Nachrüstdetails und Zeitplan
Die Fluggesellschaft wird anstelle des neueren Produkts „Allegris“ bereits vorhandene Sitze von Thompson einbauen, die an die Spezifikationen der Lufthansa angepasst wurden. Diese Wahl führt zu einer Reduzierung der Business-Class-Kabine von 78 auf 68 Sitzplätze. Der erste nachgerüstete A380 wird voraussichtlich im April in Dienst gestellt, die gesamte Flottenmodernisierung wird bis Mitte 2027 abgeschlossen sein.
Die Entscheidung, vorhandene Sitzdesigns anstelle vollständig kundenspezifischer Optionen zu verwenden, legt ein Gleichgewicht zwischen Kosteneffizienz und Fahrgasterlebnis nahe. Lufthansa hat die Implementierung ihres luxuriösesten Business-Class-Produkts für die A380-Flotte verzögert, möglicherweise aufgrund des ungewissen Zeitplans für die Auslieferung der 777-9 an Boeing.
Das unerwartete Revival des A380
Lufthansa hatte ursprünglich geplant, den A380 während der COVID-19-Pandemie außer Dienst zu stellen, doch das Flugzeug wurde aufgrund der steigenden Reisenachfrage im Sommer 2023 wieder in Dienst gestellt. Verzögerungen im Boeing 777-9-Programm haben die Betriebslebensdauer des A380 weiter verlängert.

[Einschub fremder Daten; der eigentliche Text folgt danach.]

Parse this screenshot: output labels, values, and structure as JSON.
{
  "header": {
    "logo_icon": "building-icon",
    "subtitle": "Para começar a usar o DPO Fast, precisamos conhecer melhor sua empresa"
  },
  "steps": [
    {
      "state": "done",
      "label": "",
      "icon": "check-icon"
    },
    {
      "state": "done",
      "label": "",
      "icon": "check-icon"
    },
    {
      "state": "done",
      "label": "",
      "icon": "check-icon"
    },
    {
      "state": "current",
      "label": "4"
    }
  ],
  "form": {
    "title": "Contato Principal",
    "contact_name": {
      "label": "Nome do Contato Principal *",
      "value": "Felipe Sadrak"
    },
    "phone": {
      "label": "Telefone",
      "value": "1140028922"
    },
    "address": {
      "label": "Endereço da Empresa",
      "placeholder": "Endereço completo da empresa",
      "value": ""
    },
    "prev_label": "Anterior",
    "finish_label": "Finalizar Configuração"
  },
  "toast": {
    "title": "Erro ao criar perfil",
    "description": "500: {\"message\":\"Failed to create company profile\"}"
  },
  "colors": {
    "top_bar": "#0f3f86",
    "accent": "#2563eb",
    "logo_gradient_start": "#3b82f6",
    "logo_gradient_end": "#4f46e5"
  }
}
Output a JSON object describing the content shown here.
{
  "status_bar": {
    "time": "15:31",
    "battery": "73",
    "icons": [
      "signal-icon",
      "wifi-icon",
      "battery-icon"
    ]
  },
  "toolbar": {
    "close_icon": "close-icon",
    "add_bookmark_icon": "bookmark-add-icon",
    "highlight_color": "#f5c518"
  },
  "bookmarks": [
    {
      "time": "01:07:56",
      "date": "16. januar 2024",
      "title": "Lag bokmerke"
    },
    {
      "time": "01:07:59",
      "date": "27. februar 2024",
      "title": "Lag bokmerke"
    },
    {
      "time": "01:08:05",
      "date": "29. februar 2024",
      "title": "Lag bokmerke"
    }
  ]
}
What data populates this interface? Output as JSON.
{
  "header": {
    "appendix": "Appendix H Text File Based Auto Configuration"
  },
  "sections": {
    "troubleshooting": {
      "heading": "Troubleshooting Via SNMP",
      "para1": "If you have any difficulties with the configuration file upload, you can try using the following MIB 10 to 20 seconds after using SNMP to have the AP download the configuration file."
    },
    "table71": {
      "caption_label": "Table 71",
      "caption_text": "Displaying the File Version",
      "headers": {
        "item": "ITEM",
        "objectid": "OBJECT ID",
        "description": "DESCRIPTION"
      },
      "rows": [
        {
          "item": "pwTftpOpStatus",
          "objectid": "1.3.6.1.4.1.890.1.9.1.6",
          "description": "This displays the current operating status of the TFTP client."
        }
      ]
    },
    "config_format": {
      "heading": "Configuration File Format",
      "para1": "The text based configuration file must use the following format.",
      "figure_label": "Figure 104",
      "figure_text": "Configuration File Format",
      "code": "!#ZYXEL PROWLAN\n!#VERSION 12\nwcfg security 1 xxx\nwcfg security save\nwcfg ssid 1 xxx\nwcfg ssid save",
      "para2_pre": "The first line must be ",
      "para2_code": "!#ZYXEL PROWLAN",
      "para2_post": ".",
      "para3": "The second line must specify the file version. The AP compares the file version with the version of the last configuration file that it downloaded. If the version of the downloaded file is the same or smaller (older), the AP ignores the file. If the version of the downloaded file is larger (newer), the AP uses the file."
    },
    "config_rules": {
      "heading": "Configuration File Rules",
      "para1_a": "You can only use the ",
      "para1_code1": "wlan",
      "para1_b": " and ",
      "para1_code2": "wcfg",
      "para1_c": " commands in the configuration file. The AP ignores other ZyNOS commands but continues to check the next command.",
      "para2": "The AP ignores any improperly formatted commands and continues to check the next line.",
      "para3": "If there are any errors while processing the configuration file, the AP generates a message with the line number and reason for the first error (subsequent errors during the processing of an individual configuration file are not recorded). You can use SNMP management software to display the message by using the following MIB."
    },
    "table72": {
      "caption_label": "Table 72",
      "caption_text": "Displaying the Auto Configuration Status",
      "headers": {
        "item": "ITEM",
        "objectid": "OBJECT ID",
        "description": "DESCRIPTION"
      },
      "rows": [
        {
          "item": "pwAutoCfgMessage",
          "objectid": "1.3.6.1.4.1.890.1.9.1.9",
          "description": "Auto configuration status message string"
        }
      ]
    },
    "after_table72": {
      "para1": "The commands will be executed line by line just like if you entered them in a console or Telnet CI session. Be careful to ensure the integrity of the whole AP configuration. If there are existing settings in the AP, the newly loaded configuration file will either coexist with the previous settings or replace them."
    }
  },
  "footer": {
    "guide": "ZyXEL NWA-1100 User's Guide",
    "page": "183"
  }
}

Die Fluggesellschaft betreibt derzeit acht A380, alle mit Sitz in München. Während die Business-Class-Kabine modernisiert wird, behalten die anderen Klassen – First Class (8 Sitze), Premium Economy (52 Sitze) und Reisebusse (371 Sitze) – ihre bestehende Anordnung bei. Diese teilweise Nachrüstung steht im Gegensatz zu den geplanten vollständigen Kabinenüberholungen für die Airbus A350-900- und Boeing 747-8-Flotten der Lufthansa.
Implikationen und Zukunftsaussichten
„Die Nachrüstung unterstreicht unseren Anspruch, ein Top-Flugerlebnis auf den bei unseren Kunden so beliebten Langstreckenflugzeugen zu bieten“, sagte Heiko Reitz, Lufthansa-Hubmanager München. „Die neuen Premium-Sitze bieten mehr Privatsphäre und deutlich mehr Komfort als bisher.“
Dieses Upgrade zeigt, dass Lufthansa trotz des langfristigen Plans, diese durch neuere Flugzeuge zu ersetzen, weiterhin in ihre A380-Flotte investiert. Der fortgesetzte Betrieb des A380 bietet zusammen mit den Verbesserungen in der Business-Klasse eine kurzfristige Kapazitätslösung während des Wartens auf die Boeing 777-9. Die Entscheidung der Fluggesellschaft verdeutlicht die Herausforderungen bei der langfristigen Flottenplanung angesichts von Lieferkettenunterbrechungen und unvorhersehbaren Marktbedingungen.